Mutlu Çocuk

Çocuk, özgürlüğün sembolüdür bir bakıma. Onun dünyasında sınır diye bir şey aslında yoktur. Varsa da kabul etmek istemez, bu yüzden kurallara ya da sınırlara karşı gösterme eğilimindedir. Çocuk, istediğini istediği zaman yapmaya odaklıdır, beklemek ya da sabretmek ona göre değildir. Aksi takdirde hırçınlaşıp öfkelenmesi, ağlaması, bağırması, inatlaşması eksik olmayabilir.  

Aklına geldiğinde oyun oynamak isteyecek, acıktığı an kesinlikle bir şeyler yiyecek, uykusu geldiği an o yerde uyumak isteyecektir çocuk. Zihni aslında çok doludur çocuğun. Bir anda o kadar çok şeyi yapmak ister ki, bu yüzden yarım yarım bırakır bütün işlerini. Bir ona bir buna koşuşturmanın heyecanı olur, telaşı olur. Çocuktaki bu hareketlilik onun doğasında vardır, hep olacaktır. Ve çocuk istediğini istediği zaman yapabilme özgürlüğü ile vardır. Bu özgürlük onun kendini keşfetmesini, güven duymasını, yapabildiklerini ve bir o kadar da yapamadıklarını görmesine katkı sağlayacaktır. 

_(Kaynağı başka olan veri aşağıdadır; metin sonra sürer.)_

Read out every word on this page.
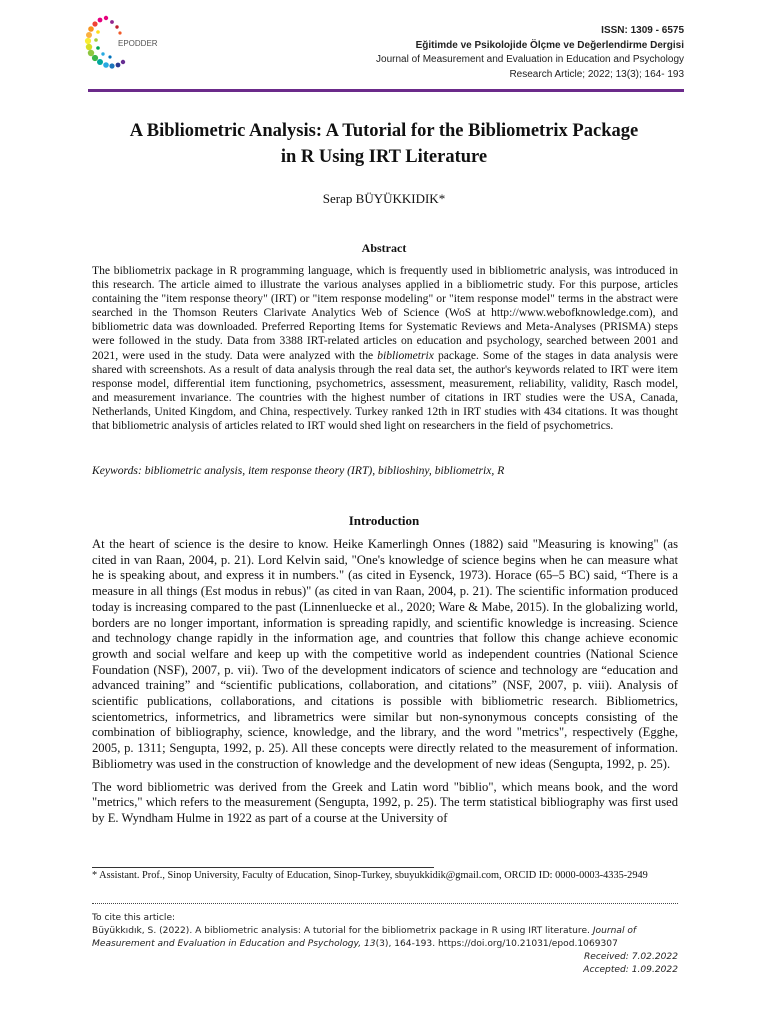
EPODDER
ISSN: 1309 - 6575
Eğitimde ve Psikolojide Ölçme ve Değerlendirme Dergisi
Journal of Measurement and Evaluation in Education and Psychology
Research Article; 2022; 13(3); 164- 193
A Bibliometric Analysis: A Tutorial for the Bibliometrix Package
in R Using IRT Literature
Serap BÜYÜKKIDIK*
Abstract

The bibliometrix package in R programming language, which is frequently used in bibliometric analysis, was introduced in this research. The article aimed to illustrate the various analyses applied in a bibliometric study. For this purpose, articles containing the "item response theory" (IRT) or "item response modeling" or "item response model" terms in the abstract were searched in the Thomson Reuters Clarivate Analytics Web of Science (WoS at http://www.webofknowledge.com), and bibliometric data was downloaded. Preferred Reporting Items for Systematic Reviews and Meta-Analyses (PRISMA) steps were followed in the study. Data from 3388 IRT-related articles on education and psychology, searched between 2001 and 2021, were used in the study. Data were analyzed with the bibliometrix package. Some of the stages in data analysis were shared with screenshots. As a result of data analysis through the real data set, the author's keywords related to IRT were item response model, differential item functioning, psychometrics, assessment, measurement, reliability, validity, Rasch model, and measurement invariance. The countries with the highest number of citations in IRT studies were the USA, Canada, Netherlands, United Kingdom, and China, respectively. Turkey ranked 12th in IRT studies with 434 citations. It was thought that bibliometric analysis of articles related to IRT would shed light on researchers in the field of psychometrics.

Keywords: bibliometric analysis, item response theory (IRT), biblioshiny, bibliometrix, R
Introduction

At the heart of science is the desire to know. Heike Kamerlingh Onnes (1882) said "Measuring is knowing" (as cited in van Raan, 2004, p. 21). Lord Kelvin said, "One's knowledge of science begins when he can measure what he is speaking about, and express it in numbers." (as cited in Eysenck, 1973). Horace (65–5 BC) said, “There is a measure in all things (Est modus in rebus)" (as cited in van Raan, 2004, p. 21). The scientific information produced today is increasing compared to the past (Linnenluecke et al., 2020; Ware & Mabe, 2015). In the globalizing world, borders are no longer important, information is spreading rapidly, and scientific knowledge is increasing. Science and technology change rapidly in the information age, and countries that follow this change achieve economic growth and social welfare and keep up with the competitive world as independent countries (National Science Foundation (NSF), 2007, p. vii). Two of the development indicators of science and technology are “education and advanced training” and “scientific publications, collaboration, and citations” (NSF, 2007, p. viii). Analysis of scientific publications, collaborations, and citations is possible with bibliometric research. Bibliometrics, scientometrics, informetrics, and librametrics were similar but non-synonymous concepts consisting of the combination of bibliography, science, knowledge, and the library, and the word "metrics", respectively (Egghe, 2005, p. 1311; Sengupta, 1992, p. 25). All these concepts were directly related to the measurement of information. Bibliometry was used in the construction of knowledge and the development of new ideas (Sengupta, 1992, p. 25).

The word bibliometric was derived from the Greek and Latin word "biblio", which means book, and the word "metrics," which refers to the measurement (Sengupta, 1992, p. 25). The term statistical bibliography was first used by E. Wyndham Hulme in 1922 as part of a course at the University of

* Assistant. Prof., Sinop University, Faculty of Education, Sinop-Turkey, sbuyukkidik@gmail.com, ORCID ID: 0000-0003-4335-2949
To cite this article:
Büyükkıdık, S. (2022). A bibliometric analysis: A tutorial for the bibliometrix package in R using IRT literature. Journal of Measurement and Evaluation in Education and Psychology, 13(3), 164-193. https://doi.org/10.21031/epod.1069307
Received: 7.02.2022
Accepted: 1.09.2022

Evet, sınırlar kesinlikle olmalıdır. En azından en düşük seviyede de olsa bazı şeylere kesinlik getirilmelidir. Fakat hiçbir şekilde bu sınırlamalar, çocuğun doğasını incitmemeli, olumsuz anlamda ve onu etkileyecek şekilde uygulanmamalıdır. Çocuğun rahat ve özgür olması, kendisi olmasını sağlayacaktır. Anne baba için bu zamanlar aslında çocuğunu gözlemlemek ve onu tanımak adına verimli zamanlardır. Çocuk ne zaman ne yapıyor, ne yapmak istiyor, neye ilgi duyuyor, nelerden kaçıyor ya da neleri istemiyor.. Bunun gibi birçok sorunun cevabı ‘özgür çocuk’ta gizlidir aslında.  

Anne Baba, Çocuğu Nasıl 'Özgür' Bırakabilir?

Anne babalar, çocukları için gereken önlemleri aldıktan sonra, çocuğu gerçek anlamda özgür bırakmalıdır. Gerekirse onların dünyasına ortak olmalı, onunla beraber özgürleşmelidir. Bu, çocuğun özellikle kişisel gelişimi için oldukça önemlidir. Anne babasıyla beraber etkileşimde bulunarak yapılan aktivitelerde, programlarda çocuğun o bütünlüğü hissetmesi çocuğun daha rahat ve güçlü hissetmesini sağlayacaktır. Anne babasının yanında olduğunu bilmek çocuk için önemli bir destek kaynağıdır. Unutulmamalıdır ki, burada püf noktası, çocuğun özgür şekilde davranabildiği ortamlar olmasıdır.  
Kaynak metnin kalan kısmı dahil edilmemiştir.